Preferably use system python + pip and run install.sh with the desired config as argument. Available configs are in configs folder

bash install.sh <config>

This will symlink the config to default_config, install pyyaml locally in the repository and hardcode the used python interpreter. This is so that the tool can be used to construct environments which use a completely different python.

If you are not satisfied with the config you can simply edit the config under default_config or supply a custom config file path using CW_GLOBAL_YAML.

Special vars

These can be set before starting the tool

CW_GLOBAL_YAML path to config to use

CW_ENABLE_CONDARC enable user condarc during installation

CW_DEBUG_KEEP_FILES Don't delete build files when failing.

CW_FORCE_CONDA_ACTIVATE Force conda to be activated even if called through a virtual environment.

CW_LOG_LEVEL How verbosely to report program actions

  • 0 only error
  • 1 only warnings
  • 2 general (default)
  • >2 debug

Activating and Deactivating wrapped environments

A tykky convenience shell function is provided to mimic the conda activate and deactivate helpers. To use it, you must load those functions into your shell with:

source etc/profile.d/tykky

Then you may activate a tykky installation with

tykky activate <env_dir>

If you define the environment variable TYKKY_PATH, environments may also be found by name inside that colon-separated list of paths in TYKKY_PATH.

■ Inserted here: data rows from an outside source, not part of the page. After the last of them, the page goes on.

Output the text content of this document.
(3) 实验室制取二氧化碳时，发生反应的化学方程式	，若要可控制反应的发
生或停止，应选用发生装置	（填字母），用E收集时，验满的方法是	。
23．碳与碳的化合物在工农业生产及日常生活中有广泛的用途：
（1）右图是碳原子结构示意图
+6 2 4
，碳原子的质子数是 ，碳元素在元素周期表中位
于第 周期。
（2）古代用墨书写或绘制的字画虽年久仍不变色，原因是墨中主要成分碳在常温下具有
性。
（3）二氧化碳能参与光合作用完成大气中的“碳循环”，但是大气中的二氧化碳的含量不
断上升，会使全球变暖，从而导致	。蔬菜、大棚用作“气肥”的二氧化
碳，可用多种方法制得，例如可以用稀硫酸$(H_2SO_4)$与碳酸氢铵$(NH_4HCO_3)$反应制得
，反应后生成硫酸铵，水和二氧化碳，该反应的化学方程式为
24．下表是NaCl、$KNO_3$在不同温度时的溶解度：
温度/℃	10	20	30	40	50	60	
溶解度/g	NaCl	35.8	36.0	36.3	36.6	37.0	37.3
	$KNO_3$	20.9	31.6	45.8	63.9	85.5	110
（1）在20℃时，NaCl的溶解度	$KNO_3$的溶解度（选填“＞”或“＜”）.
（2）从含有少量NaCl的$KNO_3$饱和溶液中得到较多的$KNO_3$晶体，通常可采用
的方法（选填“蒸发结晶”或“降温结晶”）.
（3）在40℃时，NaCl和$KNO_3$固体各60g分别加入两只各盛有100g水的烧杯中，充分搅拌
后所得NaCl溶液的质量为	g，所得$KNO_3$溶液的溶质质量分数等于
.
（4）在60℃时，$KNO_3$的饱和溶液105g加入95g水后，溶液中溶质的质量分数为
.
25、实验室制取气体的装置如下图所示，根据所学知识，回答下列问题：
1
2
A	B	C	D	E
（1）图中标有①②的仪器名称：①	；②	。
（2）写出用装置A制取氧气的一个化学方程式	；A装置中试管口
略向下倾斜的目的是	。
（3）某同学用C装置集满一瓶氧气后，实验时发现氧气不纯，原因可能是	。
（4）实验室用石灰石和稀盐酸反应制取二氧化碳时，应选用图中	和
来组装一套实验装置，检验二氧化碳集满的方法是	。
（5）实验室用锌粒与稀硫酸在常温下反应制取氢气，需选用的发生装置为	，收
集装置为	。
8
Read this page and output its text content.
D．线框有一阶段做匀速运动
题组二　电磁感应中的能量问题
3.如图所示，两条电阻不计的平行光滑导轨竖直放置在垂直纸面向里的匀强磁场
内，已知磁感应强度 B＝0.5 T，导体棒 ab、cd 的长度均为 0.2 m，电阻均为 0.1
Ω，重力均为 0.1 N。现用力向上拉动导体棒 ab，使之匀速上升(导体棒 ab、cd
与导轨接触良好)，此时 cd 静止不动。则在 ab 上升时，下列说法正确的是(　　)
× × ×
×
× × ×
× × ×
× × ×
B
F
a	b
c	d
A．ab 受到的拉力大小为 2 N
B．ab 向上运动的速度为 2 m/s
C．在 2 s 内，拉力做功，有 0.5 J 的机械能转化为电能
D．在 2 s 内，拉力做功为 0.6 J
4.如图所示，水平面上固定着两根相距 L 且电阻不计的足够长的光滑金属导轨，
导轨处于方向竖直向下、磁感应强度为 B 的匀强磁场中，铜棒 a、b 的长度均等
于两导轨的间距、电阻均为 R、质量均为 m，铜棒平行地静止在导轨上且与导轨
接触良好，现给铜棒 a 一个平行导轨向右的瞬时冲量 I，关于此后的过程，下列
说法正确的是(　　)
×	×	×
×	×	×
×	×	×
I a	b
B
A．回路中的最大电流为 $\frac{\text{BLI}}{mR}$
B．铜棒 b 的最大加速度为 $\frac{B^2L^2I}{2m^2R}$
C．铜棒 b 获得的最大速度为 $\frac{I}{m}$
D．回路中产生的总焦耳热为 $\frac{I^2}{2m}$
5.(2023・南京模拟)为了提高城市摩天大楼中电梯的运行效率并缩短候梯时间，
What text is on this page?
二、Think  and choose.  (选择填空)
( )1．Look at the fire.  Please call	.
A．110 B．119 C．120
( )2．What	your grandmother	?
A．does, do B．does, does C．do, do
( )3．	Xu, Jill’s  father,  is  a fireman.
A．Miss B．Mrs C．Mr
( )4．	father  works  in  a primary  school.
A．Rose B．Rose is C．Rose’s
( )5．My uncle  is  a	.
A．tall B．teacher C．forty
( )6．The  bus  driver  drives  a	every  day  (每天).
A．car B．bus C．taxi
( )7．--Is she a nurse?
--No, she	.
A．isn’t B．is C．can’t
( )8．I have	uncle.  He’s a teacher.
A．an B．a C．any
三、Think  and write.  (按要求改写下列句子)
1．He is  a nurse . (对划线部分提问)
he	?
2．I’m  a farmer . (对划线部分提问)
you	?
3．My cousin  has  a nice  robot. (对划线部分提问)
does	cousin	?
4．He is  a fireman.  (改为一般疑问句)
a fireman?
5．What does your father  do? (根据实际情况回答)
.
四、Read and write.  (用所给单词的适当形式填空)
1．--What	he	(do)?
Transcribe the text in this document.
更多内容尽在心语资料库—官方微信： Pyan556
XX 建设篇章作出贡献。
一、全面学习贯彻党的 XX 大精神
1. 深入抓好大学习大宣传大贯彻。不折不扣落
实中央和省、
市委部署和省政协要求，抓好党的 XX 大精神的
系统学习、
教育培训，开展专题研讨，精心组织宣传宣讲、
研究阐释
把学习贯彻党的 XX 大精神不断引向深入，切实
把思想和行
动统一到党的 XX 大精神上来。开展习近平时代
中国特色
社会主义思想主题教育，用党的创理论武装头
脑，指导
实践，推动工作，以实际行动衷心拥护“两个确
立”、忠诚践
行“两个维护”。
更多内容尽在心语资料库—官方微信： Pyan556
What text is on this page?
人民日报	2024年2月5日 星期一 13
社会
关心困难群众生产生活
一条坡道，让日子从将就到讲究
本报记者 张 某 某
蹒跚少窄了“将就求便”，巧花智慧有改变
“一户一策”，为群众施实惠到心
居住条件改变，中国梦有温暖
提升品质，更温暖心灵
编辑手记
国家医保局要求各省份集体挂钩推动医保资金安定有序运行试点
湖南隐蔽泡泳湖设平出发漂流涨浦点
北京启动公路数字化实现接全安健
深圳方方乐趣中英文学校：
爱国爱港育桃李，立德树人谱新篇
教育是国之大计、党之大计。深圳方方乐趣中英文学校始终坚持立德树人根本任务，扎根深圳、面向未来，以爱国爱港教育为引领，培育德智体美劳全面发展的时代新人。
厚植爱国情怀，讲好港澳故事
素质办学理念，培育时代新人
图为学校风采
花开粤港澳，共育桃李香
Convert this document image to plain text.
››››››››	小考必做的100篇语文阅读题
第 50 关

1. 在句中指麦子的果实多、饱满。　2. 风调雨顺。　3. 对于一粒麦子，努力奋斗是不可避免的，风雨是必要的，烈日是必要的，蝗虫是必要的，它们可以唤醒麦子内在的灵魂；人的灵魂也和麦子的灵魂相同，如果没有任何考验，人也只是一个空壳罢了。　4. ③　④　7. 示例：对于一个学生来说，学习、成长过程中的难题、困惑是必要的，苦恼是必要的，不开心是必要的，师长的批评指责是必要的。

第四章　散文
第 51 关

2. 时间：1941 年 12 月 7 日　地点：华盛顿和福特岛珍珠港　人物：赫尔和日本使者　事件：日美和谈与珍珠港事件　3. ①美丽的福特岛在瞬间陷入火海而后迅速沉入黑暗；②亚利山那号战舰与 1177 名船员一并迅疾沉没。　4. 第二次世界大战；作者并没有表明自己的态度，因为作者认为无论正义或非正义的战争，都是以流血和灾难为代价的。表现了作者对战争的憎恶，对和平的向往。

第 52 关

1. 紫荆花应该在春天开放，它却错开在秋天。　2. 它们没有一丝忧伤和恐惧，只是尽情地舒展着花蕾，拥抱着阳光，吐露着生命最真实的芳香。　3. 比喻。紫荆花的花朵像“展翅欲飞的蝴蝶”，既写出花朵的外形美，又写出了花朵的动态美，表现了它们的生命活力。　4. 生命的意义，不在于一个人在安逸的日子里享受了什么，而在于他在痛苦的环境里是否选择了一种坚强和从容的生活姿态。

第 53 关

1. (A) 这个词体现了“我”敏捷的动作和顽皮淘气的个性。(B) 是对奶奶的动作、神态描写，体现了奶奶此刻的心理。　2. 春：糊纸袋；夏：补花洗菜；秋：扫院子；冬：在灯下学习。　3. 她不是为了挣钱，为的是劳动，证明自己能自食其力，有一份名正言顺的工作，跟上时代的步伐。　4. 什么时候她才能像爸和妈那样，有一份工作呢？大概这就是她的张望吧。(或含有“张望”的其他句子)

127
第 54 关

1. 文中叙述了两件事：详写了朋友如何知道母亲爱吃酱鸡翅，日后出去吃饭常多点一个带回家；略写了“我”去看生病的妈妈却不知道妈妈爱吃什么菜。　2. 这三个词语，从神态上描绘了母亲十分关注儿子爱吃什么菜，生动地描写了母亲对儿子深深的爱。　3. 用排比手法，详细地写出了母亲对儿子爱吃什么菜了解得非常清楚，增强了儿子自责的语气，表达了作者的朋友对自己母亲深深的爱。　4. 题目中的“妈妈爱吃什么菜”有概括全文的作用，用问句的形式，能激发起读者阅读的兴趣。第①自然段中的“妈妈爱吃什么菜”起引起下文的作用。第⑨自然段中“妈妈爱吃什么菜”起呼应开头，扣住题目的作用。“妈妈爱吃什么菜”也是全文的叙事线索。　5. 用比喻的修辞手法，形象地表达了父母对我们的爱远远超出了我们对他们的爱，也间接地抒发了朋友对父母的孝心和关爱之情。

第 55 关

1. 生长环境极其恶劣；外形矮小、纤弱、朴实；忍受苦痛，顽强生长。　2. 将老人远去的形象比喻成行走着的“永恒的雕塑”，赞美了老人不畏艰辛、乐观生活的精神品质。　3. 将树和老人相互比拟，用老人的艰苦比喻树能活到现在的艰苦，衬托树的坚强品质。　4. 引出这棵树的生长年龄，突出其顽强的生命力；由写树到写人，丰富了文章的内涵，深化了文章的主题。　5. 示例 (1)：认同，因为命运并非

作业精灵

You may deactivate the tykky environment in your shell with:

tykky deactivate

Alternatively, you may also manually add <env_dir>/bin to your $PATH.

Misc features ideas

  • Keep container name based on src name

Notes

SINGULARITY_BIND handled after -B ordering within both matter! -> nested bind mounts possible. Note that while loop devices can be mounted on bind mounts, any extra bind mounts will be applied after extra loop device (image mounts) so to mask dirs on disk with an image mount, the path can not be bind mounted. (exception is a default $HOME mount, which is applied before loop device mounts). Note that this has been fixed in apptainer and you can now apply image mounts over bind mounts.

Convoluted path modifications in py scripts

The idea is that everything works even if a completely different python environment is active, we also avoid having any extra envs set while parsing the conf to allow for very "creative" usages of the tool

wrap-install

Technically updating masked disk installations is not an issue, but let's not do that until there is a specific request. The tool now drops the full path leading to the target from the bind list, if more binds are needed a yaml input needs to be constructed.